Nun aber zur Streckenbeschreibung. Start am Schloss Charlottenburg. Albrecht von Preußen, ein Kronprinz, der nie zu majestätischen Ehren kam, aber eine interessante Personalie ist, thront mit seiner Statue in der Schlossstraße genau vis-à-vis vom Hauptportal des Schlosses mit Blickrichtung auf den Großen Kurfürsten hoch zu Ross auf dem Vorplatz. Genau dort trafen wir uns. Ich muss alle erwähnen: Hildegard, Kristina, Marion8, Marita, Gert, Horst, Rainer.

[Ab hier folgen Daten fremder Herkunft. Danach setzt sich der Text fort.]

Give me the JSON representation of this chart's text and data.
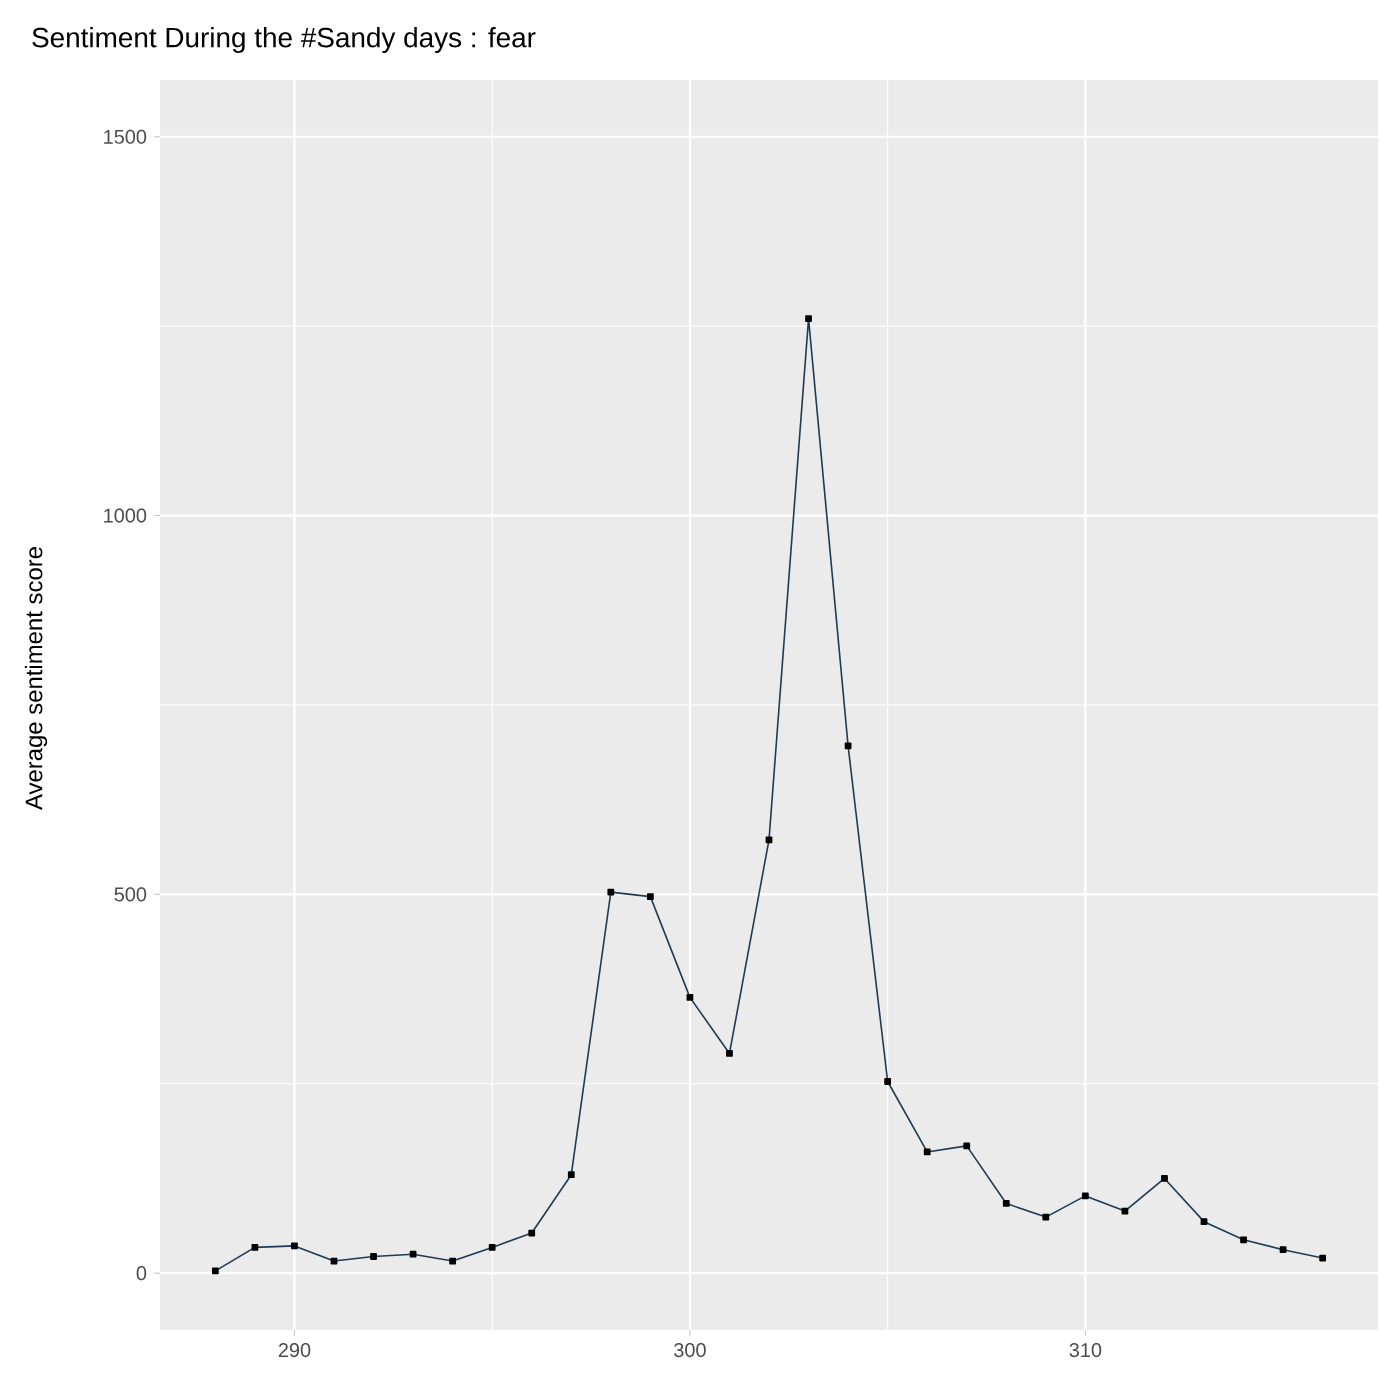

Also gleich rüber über den Spandauer Damm zum Barock-Schloss, laufen am Langhansbau (Ostflügel) vorbei, um gleich mit der Spree Kontakt aufzunehmen, denn die Tour ist Spree geprägt. Vielmehr folgen wir dem für Berlin wichtigen Fluss in seinen Windungen von Charlottenburg bis Tiergarten/Mitte. Das ist möglich, jedoch an einigen Stellen behindert durch Wegearbeiten. Macht aber nichts. Immer längs des Wassers, unter, über Brücken, nach Moabit. Und spätestens hier beginnt das eigentliche Aha-Erlebnis.
Was in 20 – 30 Jahren bzw. seit der Wende hier alles erbaut, verändert oder instandgesetzt wurde, ist beeindruckend. Eine Besichtigungstour per Fahrrad oder auch gesellig als Wanderung ist empfehlenswert. Es sind vom Schloss bis zum Hauptbahnhof oder bis zum Reichstag/ Bundeskanzleramt etwa 7 km. Im Regierungsviertel angekommen, wird die Architektur von Charlotte Frank und Axel Schultes (2001 in Gemeinschaft) mit ihrem herausragenden Bau des Bundeskanzleramtes sichtbar, das dominierend auf die gesamte Palette aller umliegenden Bauten einschließlich des grandiosen Hauptbahnhofs (Architekt Meinhard von Gerkan, 2006) wirkt.
Wir wechseln die Flussseite am Bahnhof über den Steg, der als Fußgängerbrücke allen Berlin-Marathon-Teilnehmer*innen bekannt sein dürfte, wenn sie mit der S-Bahn am HBf. ankommen, denn sie führt in den Startbereich. Damit haben wir heute natürlich nichts im Sinn. Erst Ende September. Der Weg am Wasser führt uns direkt unter der Brücke durch, die das Regierungschefgebäude mit dem möglicherweise bald bebauten Garten verbindet. Kurz dahinter ist das Haus der Kulturen erreicht, das als ehemalige Kongresshalle heute ganz anders genutzt wird, wie der Name schon sagt. Zur Linken ist der Tiergarten erreicht und geradewegs zur John-Foster-Dulles-Allee kommt uns der Sitz des Bundespräsidenten mit Schloss Bellevue in die Augen. Weil wir jetzt linksseitig der Spree in Fließrichtung laufen, müssen wir etlichen Weg-Instandsetzungsarbeiten ausweichen. Wir kommen wieder, wenn das fertig ist und die Umwege entfallen.
So verlassen wir die Spree und orientieren uns zum Landwehrkanal, an dem wir wunderbar auf dem Begleitweg laufen können. Nun ist langsam Land in Sicht. Zwei, drei km noch, dann dürfte es reichen. Und da wir einige Pausen eingelegt hatten und auch nicht gerade vor lauter Ehrgeiz darauf brannten, unbedingt in einem Zeitfenster zu bleiben, war es neben der unvermindert anhaltend guten Laune ein Lauf, der unbemerkt bei 14,66 km endete. Hätte ich nicht gedacht, denn 12 – 13 km waren vorhergesagt, gewiss, die Baustellen-Umwege. Ihr werdet mir verzeihen.
Horst
P.S. Dankminute jetzt für Rainer …….. und ein, zwei Fotos kommen noch, aber erst morgen, bin müde.